He said the Sunday morning service would include at least a dozen hymns and two hours of preaching. After the morning service, the entire Church would eat lunch together and then the children would play, the women would fellowship, and most of the men would take a nap. The afternoon activities were followed by an early evening service with more singing, and more preaching, and more fellowship, and then everyone would return to their farms where they would rarely see each other again until the following Sunday. His Sunday at Church was the most important part of his week as he got to worship God and fellowship with other believers.

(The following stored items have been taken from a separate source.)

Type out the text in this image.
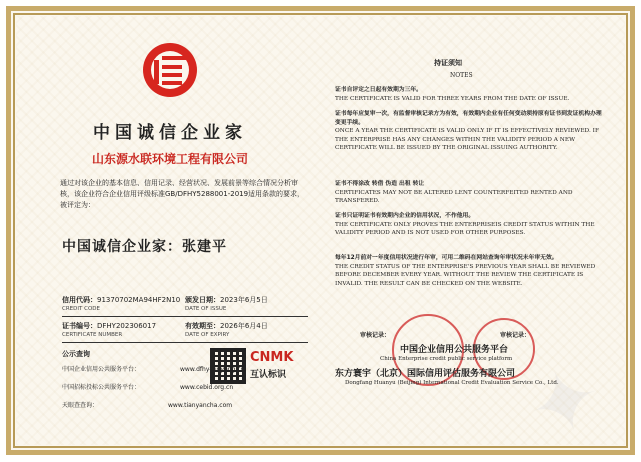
✦
中国诚信企业家
山东源水联环境工程有限公司
通过对该企业的基本信息、信用记录、经营状况、发展前景等综合情况分析审核，该企业符合企业信用评级标准GB/DFHY5288001-2019适用条款的要求，被评定为：
中国诚信企业家：张建平
信用代码：91370702MA94HF2N10
CREDIT CODE
颁发日期：2023年6月5日
DATE OF ISSUE
证书编号：DFHY202306017
CERTIFICATE NUMBER
有效期至：2026年6月4日
DATE OF EXPIRY
公示查询
中国企业信用公共服务平台：
中国招标投标公共服务平台：	www.cebid.org.cn
天眼查查询：	www.tianyancha.com
CNMK
互认标识
持证须知
NOTES
证书自评定之日起有效期为三年。
THE CERTIFICATE IS VALID FOR THREE YEARS FROM THE DATE OF ISSUE.
证书每年应复审一次，有监督审核记录方为有效，有效期内企业有任何变动须持原有证书到发证机构办理变更手续。
ONCE A YEAR THE CERTIFICATE IS VALID ONLY IF IT IS EFFECTIVELY REVIEWED. IF THE ENTERPRISE HAS ANY CHANGES WITHIN THE VALIDITY PERIOD A NEW CERTIFICATE WILL BE ISSUED BY THE ORIGINAL ISSUING AUTHORITY.
证书不得涂改 转借 伪造 出租 转让
CERTIFICATES MAY NOT BE ALTERED LENT COUNTERFEITED RENTED AND TRANSFERED.
证书只证明证书有效期内企业的信用状况，不作他用。
THE CERTIFICATE ONLY PROVES THE ENTERPRISEIS CREDIT STATUS WITHIN THE VALIDITY PERIOD AND IS NOT USED FOR OTHER PURPOSES.
每年12月前对一年度信用状况进行年审，可用二维码在网站查询年审状况未年审无效。
THE CREDIT STATUS OF THE ENTERPRISE'S PREVIOUS YEAR SHALL BE REVIEWED BEFORE DECEMBER EVERY YEAR. WITHOUT THE REVIEW THE CERTIFICATE IS INVALID. THE RESULT CAN BE CHECKED ON THE WEBSITE.
审核记录：	审核记录：
中国企业信用公共服务平台
China Enterprise credit public service platform
东方寰宇（北京）国际信用评估服务有限公司
Dongfang Huanyu (Beijing) International Credit Evaluation Service Co., Ltd.
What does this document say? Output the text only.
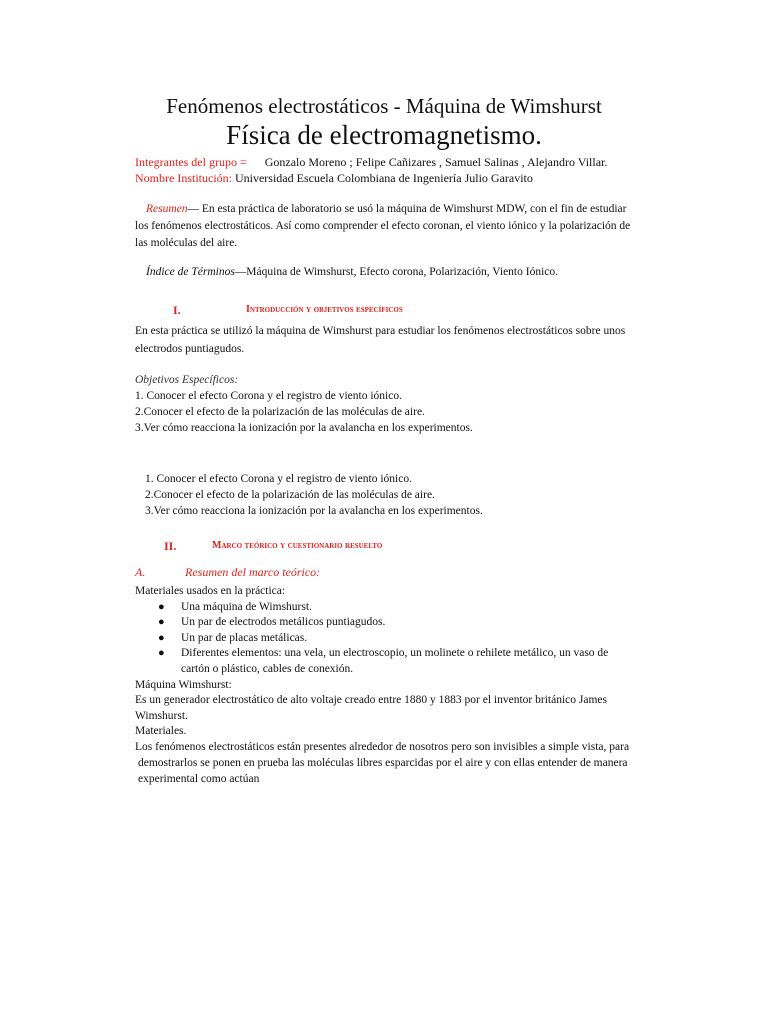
Fenómenos electrostáticos - Máquina de Wimshurst
Física de electromagnetismo.
Integrantes del grupo = Gonzalo Moreno ; Felipe Cañizares , Samuel Salinas , Alejandro Villar.
Nombre Institución: Universidad Escuela Colombiana de Ingeniería Julio Garavito
Resumen— En esta práctica de laboratorio se usó la máquina de Wimshurst MDW, con el fin de estudiar
los fenómenos electrostáticos. Así como comprender el efecto coronan, el viento iónico y la polarización de
las moléculas del aire.
Índice de Términos—Máquina de Wimshurst, Efecto corona, Polarización, Viento Iónico.
I.	Introducción y objetivos específicos
En esta práctica se utilizó la máquina de Wimshurst para estudiar los fenómenos electrostáticos sobre unos
electrodos puntiagudos.
Objetivos Específicos:
1. Conocer el efecto Corona y el registro de viento iónico.
2.Conocer el efecto de la polarización de las moléculas de aire.
3.Ver cómo reacciona la ionización por la avalancha en los experimentos.
1. Conocer el efecto Corona y el registro de viento iónico.
2.Conocer el efecto de la polarización de las moléculas de aire.
3.Ver cómo reacciona la ionización por la avalancha en los experimentos.
II.	Marco teórico y cuestionario resuelto
A.	Resumen del marco teórico:
Materiales usados en la práctica:
● Una máquina de Wimshurst.
● Un par de electrodos metálicos puntiagudos.
● Un par de placas metálicas.
● Diferentes elementos: una vela, un electroscopio, un molinete o rehilete metálico, un vaso de
cartón o plástico, cables de conexión.
Máquina Wimshurst:
Es un generador electrostático de alto voltaje creado entre 1880 y 1883 por el inventor británico James
Wimshurst.
Materiales.
Los fenómenos electrostáticos están presentes alrededor de nosotros pero son invisibles a simple vista, para
demostrarlos se ponen en prueba las moléculas libres esparcidas por el aire y con ellas entender de manera
experimental como actúan
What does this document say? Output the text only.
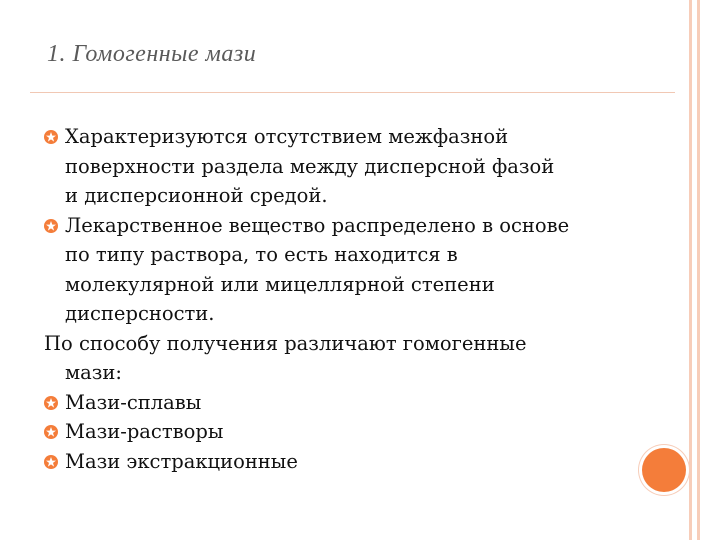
1. Гомогенные мази
Характеризуются отсутствием межфазной
поверхности раздела между дисперсной фазой
и дисперсионной средой.
Лекарственное вещество распределено в основе
по типу раствора, то есть находится в
молекулярной или мицеллярной степени
дисперсности.
По способу получения различают гомогенные
мази:
Мази-сплавы
Мази-растворы
Мази экстракционные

Everyone didn’t live on a farm in 1920, but most people did live a life that included much less interaction with others than we do today. Factory workers and farmers worked in labor intensive occupations, merchants had many less customers than now, and most of the wives raised children and performed manual housework without modern appliances. Therefore, Sunday mornings weren’t just a time for God; Sunday’s were also a time for socializing. The Church was where most of the actual relating took place for everyone in a typical American community.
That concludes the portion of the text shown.